AAA offers Halloween safety tips for drivers, trick-or-treaters

Local News

PROVIDENCE, R.I. (WPRI) — As little ghosts, goblins and ghouls flood the streets in search of candy this weekend, AAA Northeast is urging drivers to use caution.

“Slowing down and watching for trick-or-treaters who may cross between cars or mid-block may save a life,” said Diana Gugliotta, senior manager of public affairs for AAA Northeast.

Gugliotta urged drivers to be extra vigilant between the hours of 4 p.m. and midnight, especially since Halloween falling on a Sunday means there will be even more children out and about.

Last Halloween, Rhode Island State police responded to three separate fatal crashes within 20 minutes of each other, according to Gugliotta.

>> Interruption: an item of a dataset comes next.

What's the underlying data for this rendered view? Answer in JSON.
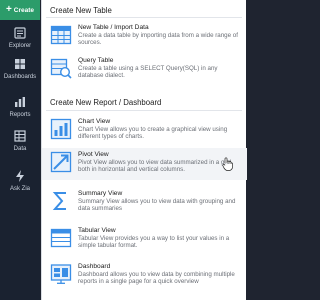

She said reducing speed by even a few miles per hour can make all the difference.

“If you hit a pedestrian at 25 mph, their chance of survival is 90%,” Gugliotta explained. “When that goes up to 35 mph, it’s a 50-50 chance of survival, and at 45 mph, they only have a 10% chance of survival, so speed absolutely matters in pedestrian-related incidents.”

Gugliotta passed along the following tips from AAA:

  • Avoid neighborhood shortcuts. If possible, don’t cut through residential streets where trick-or-treaters are likely to be present.
  • Watch for children in the street, medians and curbs. Excited trick-or-treaters, often in dark costumes, may not pay attention to traffic and cross mid-block or between parked cars.
  • Drive sober. Alcohol-impaired drivers make up about a third of all motor vehicle deaths, resulting in an average of one death every 45 minutes. Always designate a sober driver.

On the flip side, AAA is also reminding families out trick-or-treating to “be smart, be safe, and be seen.”

  • Trick-or-treat together. It’s recommended that parents accompany children until at least the age of 12.
  • Make a plan. Review trick-or-treating safety precautions and plan the route ahead of time. Remind children never to cross the street mid-block or between parked cars.
  • Check costumes. Choose disguises that don’t obstruct vision, and where possible, use face paint instead of masks. Check and adjust the length of costumes to avoid tripping and add reflective material or tape to keep kids visible.
  • Carry a flashlight.
  • Buckle up. If driving trick-or-treaters between neighborhoods, always use appropriate car seats and have children exit and enter on the passenger side of the vehicle.